Arabic alchemy was held in high esteem by 13th century European alchemists, and the author adopted the name of an illustrious predecessor, as was usual practice at the time. The authorship of Geber (Jabir ibn Hayyam) was first questioned in the late 19th century by the studies of Kopp, Hoefer, Berthelot, and Lippmann. The corpus is clearly influenced by medieval Arabic writers (especially by Al-Razi, and to a lesser extent, the eponymous Jabir). The identity of the author remains uncertain. He may have lived in Italy or Spain, or both. Some books in the Geber corpus may have been written by authors that post-date the author of the Summa Perfectionis, as most of the other books in the corpus are largely recapitulations of the Summa Perfectionis. William R. Newman in his 1991 crtitical edition of the Summa perfectionis argues that the author of the Summa perfectionis was Paul of Taranto. Crosland (2004) refers to Geber as "a Latin author" while still emphasizing the identity of the author being "still in dispute". 
The estimated date for the first four books is 1310, and they could not date from much before that because no reference to the Summa Perfectionis is found anywhere in the world before or during the 13th century. For example, there is no mention in the 13th century writings of Albertus Magnus and Roger Bacon.
The degree of dependence of the corpus from actual Arabic sources is somewhat disputed. Brown (1920) asserted that the Pseudo-Geber Corpus contained "new and original facts" not known from Arabic alchemy, specifically mention of nitric acid, aqua regia, oil of vitriol and silver nitrate. Already in the 1920s, Eric John Holmyard criticized the claim of Pseudo-Geber being "new and original" compared to medieval Arabic alchemy, arguing for direct derivation from Arabic authors. Holmyard later argued that the then-recent discovery of Jabir's The Book of Seventy diminished the weight of the argument of there being "no Arabic originals" corresponding to Pseudo-Geber, By 1957, Holmyard was willing to admit that "the general style of the works is too clear and systematic to find a close parallel in any of the known writings of the Jabirian corpus" and that they seemed to be "the product of an occidental rather than an oriental mind" while still asserting that the author must have been able to read Arabic and most likely worked in Moorish Spain.
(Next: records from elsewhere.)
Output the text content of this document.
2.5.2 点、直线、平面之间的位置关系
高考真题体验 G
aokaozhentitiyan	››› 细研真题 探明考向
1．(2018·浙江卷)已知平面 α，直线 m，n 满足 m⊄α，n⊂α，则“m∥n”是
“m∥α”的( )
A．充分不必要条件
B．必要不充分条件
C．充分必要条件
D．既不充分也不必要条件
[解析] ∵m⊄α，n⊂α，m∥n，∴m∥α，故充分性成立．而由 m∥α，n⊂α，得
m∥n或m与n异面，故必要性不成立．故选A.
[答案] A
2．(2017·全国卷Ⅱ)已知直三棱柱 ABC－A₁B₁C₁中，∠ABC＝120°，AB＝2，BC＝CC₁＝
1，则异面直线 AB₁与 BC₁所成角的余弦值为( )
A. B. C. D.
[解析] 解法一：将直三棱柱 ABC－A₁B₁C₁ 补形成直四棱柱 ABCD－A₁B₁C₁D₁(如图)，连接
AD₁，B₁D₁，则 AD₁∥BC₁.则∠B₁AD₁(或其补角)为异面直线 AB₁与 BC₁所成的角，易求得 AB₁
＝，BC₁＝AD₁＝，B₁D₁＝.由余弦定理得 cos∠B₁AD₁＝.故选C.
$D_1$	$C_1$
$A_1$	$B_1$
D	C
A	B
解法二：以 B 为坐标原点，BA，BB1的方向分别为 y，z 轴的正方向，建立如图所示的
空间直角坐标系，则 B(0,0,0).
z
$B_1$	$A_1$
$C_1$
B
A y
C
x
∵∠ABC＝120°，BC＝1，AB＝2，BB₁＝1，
With Brown (1920), Karpenko and Norris (2001) still assert that the first documented occurrence of aqua regia is in Pseudo-Geber. By contrast, Ahmad Y. Al-Hassan (2005) claimed that Arabic texts dated to before the 13th century, including the works of Jabir and Al-Razi, did in fact contain detailed descriptions of substances such as nitric acid, aqua regia, vitriol, and various nitrates, and Al-Hassan in 2009 argued that the Pseudo-Gerber Corpus was a direct translation of a work originally written in Arabic, pointing to a number of Arabic Jabirian manuscripts which already contain much of the theories and practices that Berthelot previously attributed to the Latin corpus.